Pharma giants go to war: Moderna SUES Pfizer and BioNTech and accuses them of COPYING their mRNA technology – patented in 2010 – to develop their COVID vaccines
- Moderna is suing its two major competitors in the COVID-19 vaccine rollout, Pfizer and BioNTech
- The firm alleges that the other two companies copied its technology that it developed and patented between 2010 and 2016
- Moderna had initially planned not to enforce patents related to the shots – but reversed course in March
Moderna is suing its two major competitors in the market for COVID-19 vaccines, Pfizer and BioNTech, over allegations that the two firms used its patented technology in the development of their mRNA jabs.
Both Moderna’s shot and the joint Pfizer-BioNTech jab are mRNA shots – a little-used technology before its introduction to the mainstream during the COVID-19 pandemic. Moderna alleges that the two competing firms copied technology it had patented between 2010 and 2016.
Moderna had previously chosen not to enforce its patent during the rollout of the Covid vaccines in an effort to avoid stifling global jab rates. It then changed its policy in March, now only promising not to enforce its patents in ways that will harm low-and-middle income nations.
Pfizer and BioNTech have been the major winners in the rollout of the shots. Pfizer alone is projected to earn around $32 billion in sales of its shot around the world this year – with the figure likely to increase with the soon-to-be approval of its Omicron-specific shot. The New York City-based firm also reported $36 billion in revenue last year, combining for $68 off of vaccine sales alone.
Moderna follows just behind, projecting $19 billion in global Covid vaccine sales this year. The company says it is not seeking to stop the sale of the Pfizer shot or have it removed from the market – but instead to receive damages for patent infringement.
The Cambridge, Massachusetts-based firm has faced patent infringement allegations of its own. In February, two Vancouver, Canada-based biotech firms brought a lawsuit against Moderna, alleging that it had hijacked its nanoparticle technology in the development of the shot. It also faced a suit from the National Institutes of Health over having its scientists named as inventors of the jab.

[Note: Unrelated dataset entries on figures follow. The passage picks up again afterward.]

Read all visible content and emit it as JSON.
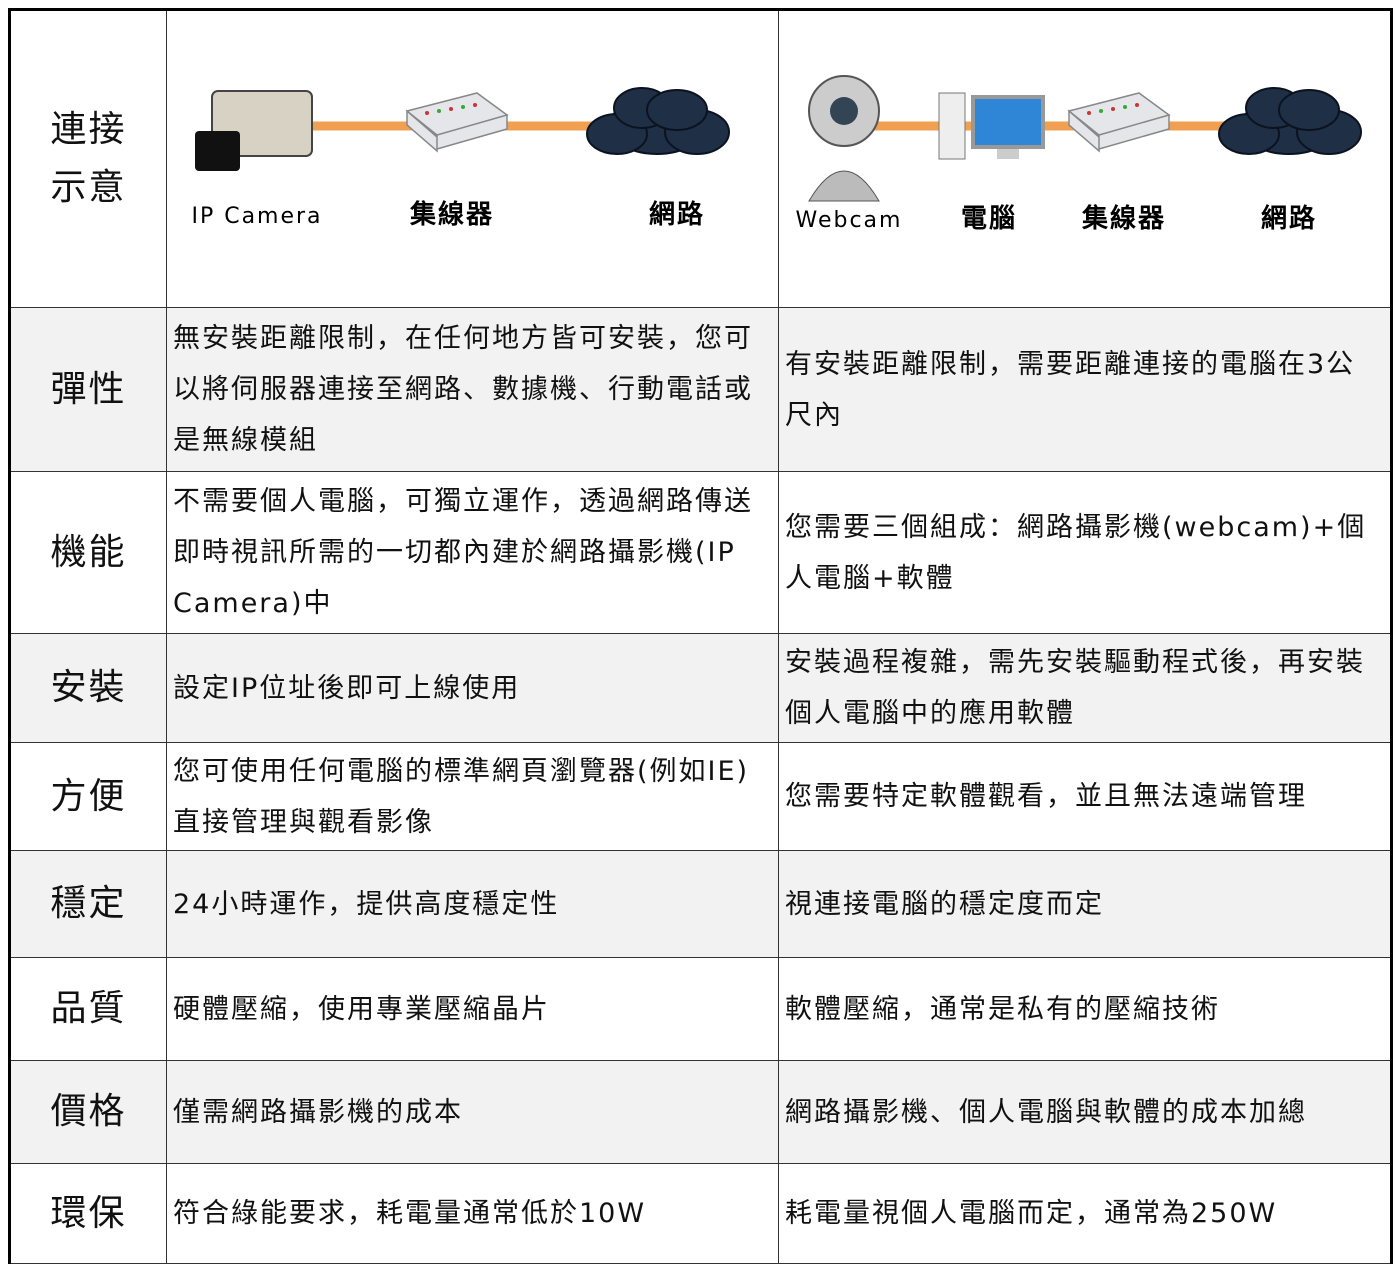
{
  "table": {
    "rows": [
      [
        "連接示意",
        "",
        ""
      ],
      [
        "彈性",
        "無安裝距離限制，在任何地方皆可安裝，您可以將伺服器連接至網路、數據機、行動電話或是無線模組",
        "有安裝距離限制，需要距離連接的電腦在3公尺內"
      ],
      [
        "機能",
        "不需要個人電腦，可獨立運作，透過網路傳送即時視訊所需的一切都內建於網路攝影機(IP Camera)中",
        "您需要三個組成：網路攝影機(webcam)+個人電腦+軟體"
      ],
      [
        "安裝",
        "設定IP位址後即可上線使用",
        "安裝過程複雜，需先安裝驅動程式後，再安裝個人電腦中的應用軟體"
      ],
      [
        "方便",
        "您可使用任何電腦的標準網頁瀏覽器(例如IE)直接管理與觀看影像",
        "您需要特定軟體觀看，並且無法遠端管理"
      ],
      [
        "穩定",
        "24小時運作，提供高度穩定性",
        "視連接電腦的穩定度而定"
      ],
      [
        "品質",
        "硬體壓縮，使用專業壓縮晶片",
        "軟體壓縮，通常是私有的壓縮技術"
      ],
      [
        "價格",
        "僅需網路攝影機的成本",
        "網路攝影機、個人電腦與軟體的成本加總"
      ],
      [
        "環保",
        "符合綠能要求，耗電量通常低於10W",
        "耗電量視個人電腦而定，通常為250W"
      ]
    ]
  },
  "diagram": {
    "left": [
      "IP Camera",
      "集線器",
      "網路"
    ],
    "right": [
      "Webcam",
      "電腦",
      "集線器",
      "網路"
    ]
  }
}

‘We are filing these lawsuits to protect the innovative mRNA technology platform that we pioneered, invested billions of dollars in creating, and patented during the decade preceding the COVID-19 pandemic,’ Stephane Bancel, CEO of Moderna, said in a statement.
‘This foundational platform, which we began building in 2010, along with our patented work on coronaviruses in 2015 and 2016, enabled us to produce a safe and highly effective COVID-19 vaccine in record time after the pandemic struck.’
Pfizer told DailyMail.com that it had not yet been served the lawsuit and could not comment on the allegations.
BioNTech did not immediately respond to a DailyMail.com request for comment.
In October 2020, two months before both the Moderna and Pfizer-BioNTech shots hit the market, the former said it would not enforce patents on its mRNA technology.
The move was seen as a show of good faith from the biotech company, though some critics said that by still holding the patents the company would always have the option to reverse the policy and begin file suits against other firms.
In March, the firm chose to reverse its policy. Citing increased access to the shots, Moderna announced that it would enforce its patents in ways that would not hurt 92 countries deemed low-or-middle income – where residents may have limited access to the shots.
Moderna is seeking damages for sales Pfizer made that were not in those 92 countries.
‘Outside of AMC 92 countries, where vaccine supply is no longer a barrier to access, Moderna expects Pfizer and BioNTech to compensate Moderna for [the shot’s] ongoing use of Moderna’s patented technologies,’ Shannon Thyme Klinger, Moderna’s chief legal officer, said in a statement.
‘Our mission to create a new generation of transformative medicines for patients by delivering on the promise of mRNA science cannot be achieved without a patent system that rewards and protects innovation.’
Pfizer’s COVID-19 vaccine is available in 164 countries, only trailing the AstraZeneca shot in prevalence. Moderna is third, having been approved in 109 nations.
In the United States, the largest purchaser from private vaccine companies, the Pfizer jab has been administered more than 360 million times.
Moderna’s shot falls well behind, having been administered 230 million times, according to data from the Centers for Disease Control and Prevention (CDC).
Both companies have had booster doses approved by the Food and Drug Administration and CDC – along with fourth doses for the severely immunocompromised and for Americans over 50.